Teaching Comparative Government and Politics

Sunday, March 04, 2012

Big turnout, short lines at polling stations

It will be interesting to see the results.

Iran’s Government Declares Huge Turnout in First National Vote Since ’09 Protests
Iran’s government declared an enormous turnout for the parliamentary elections held Friday, calling it another “epic” sign of support for Iranian theocracy and a thumb in the eye of the West.

In the first national vote since a disputed presidential election in 2009, scenes of crowded polling places and voters with ink-stained fingers dominated state television and online news sites, alongside none-too-subtle editorials declaring that the vote defied Western perceptions of domestic discontent in Iran. Iran’s opposition movement — whose leaders have been jailed or placed under house arrest — had called for a boycott of the vote.

Iran’s supreme leader and other top officials had called in recent days for high voter turnout as a way to show defiance toward the West at time of extraordinary tension. Iran’s economy is staggering under the latest round of sanctions, and there is rising speculation that Israel will bomb Iran’s nuclear facilities…

The reported turnout seemed at odds with the short lines and relatively empty voting booths described by a number of Iranians in the capital and a few other major cities over the course of the day…

But others cautioned that the official numbers could very well be accurate, especially in light of a recent campaign by Iranian high officials and clerics that declared voting a national and religious duty at a time of stress and danger. The appeals to patriotism and piety are especially effective in Iran’s hinterland, away from the more worldly precincts of northern Tehran…
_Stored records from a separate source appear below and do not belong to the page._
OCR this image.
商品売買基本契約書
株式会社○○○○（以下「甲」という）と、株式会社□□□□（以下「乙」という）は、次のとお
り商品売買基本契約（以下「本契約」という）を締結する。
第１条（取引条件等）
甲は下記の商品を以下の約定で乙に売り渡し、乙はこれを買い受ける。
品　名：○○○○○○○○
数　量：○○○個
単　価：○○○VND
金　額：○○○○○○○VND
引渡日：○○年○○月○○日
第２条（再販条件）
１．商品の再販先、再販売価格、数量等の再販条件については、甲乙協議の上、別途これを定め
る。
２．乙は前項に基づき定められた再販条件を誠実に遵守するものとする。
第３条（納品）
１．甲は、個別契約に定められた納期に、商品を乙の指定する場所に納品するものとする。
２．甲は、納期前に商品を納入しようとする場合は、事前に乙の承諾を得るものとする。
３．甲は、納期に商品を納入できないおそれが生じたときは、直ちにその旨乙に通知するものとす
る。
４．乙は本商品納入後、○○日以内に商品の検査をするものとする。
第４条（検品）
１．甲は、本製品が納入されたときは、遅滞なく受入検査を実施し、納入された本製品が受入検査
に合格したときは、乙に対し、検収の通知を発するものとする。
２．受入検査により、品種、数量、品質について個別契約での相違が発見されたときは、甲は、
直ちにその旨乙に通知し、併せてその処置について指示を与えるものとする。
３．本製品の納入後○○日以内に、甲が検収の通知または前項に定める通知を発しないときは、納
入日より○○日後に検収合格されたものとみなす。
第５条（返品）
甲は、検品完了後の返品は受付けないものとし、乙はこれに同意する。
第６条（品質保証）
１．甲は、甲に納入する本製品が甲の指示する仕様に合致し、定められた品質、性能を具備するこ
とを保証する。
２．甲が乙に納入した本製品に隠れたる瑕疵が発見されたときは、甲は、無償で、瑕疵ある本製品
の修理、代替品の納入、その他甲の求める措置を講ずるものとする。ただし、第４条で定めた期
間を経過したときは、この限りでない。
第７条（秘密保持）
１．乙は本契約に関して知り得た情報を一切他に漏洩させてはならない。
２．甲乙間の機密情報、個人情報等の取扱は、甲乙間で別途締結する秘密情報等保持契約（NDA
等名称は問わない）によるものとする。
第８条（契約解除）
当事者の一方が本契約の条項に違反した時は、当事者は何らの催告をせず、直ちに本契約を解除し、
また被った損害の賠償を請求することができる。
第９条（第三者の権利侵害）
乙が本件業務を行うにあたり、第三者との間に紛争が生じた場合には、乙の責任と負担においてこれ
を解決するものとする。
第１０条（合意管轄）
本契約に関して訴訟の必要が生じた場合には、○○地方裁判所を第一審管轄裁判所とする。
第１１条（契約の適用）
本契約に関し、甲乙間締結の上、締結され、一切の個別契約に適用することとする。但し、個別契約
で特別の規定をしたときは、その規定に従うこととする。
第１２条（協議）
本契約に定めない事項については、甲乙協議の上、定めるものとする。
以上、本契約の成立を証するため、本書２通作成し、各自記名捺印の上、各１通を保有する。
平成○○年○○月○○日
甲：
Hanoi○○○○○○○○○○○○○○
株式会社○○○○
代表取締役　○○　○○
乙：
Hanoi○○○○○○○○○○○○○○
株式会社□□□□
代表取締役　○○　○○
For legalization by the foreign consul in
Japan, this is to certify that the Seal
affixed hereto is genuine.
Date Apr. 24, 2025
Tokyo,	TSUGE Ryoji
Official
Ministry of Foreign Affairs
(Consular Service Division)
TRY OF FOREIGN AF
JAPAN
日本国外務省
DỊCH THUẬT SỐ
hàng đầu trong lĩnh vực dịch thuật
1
Lying below the surface of this year’s election is a fierce struggle between partisans and rivals of President Mahmoud Ahmadinejad, whose second and final term ends next year. He hopes to maintain influence by electing lawmakers who are loyal to him. That has irked Ayatollah Khamenei, who has empowered lawmaker allies to cut the president down to size. Iran’s Parliament is weak, and if the election yields an even more compliant body, it could become easier for the supreme leader to abolish the office of the president in a further consolidation of his power, something he hinted at last year.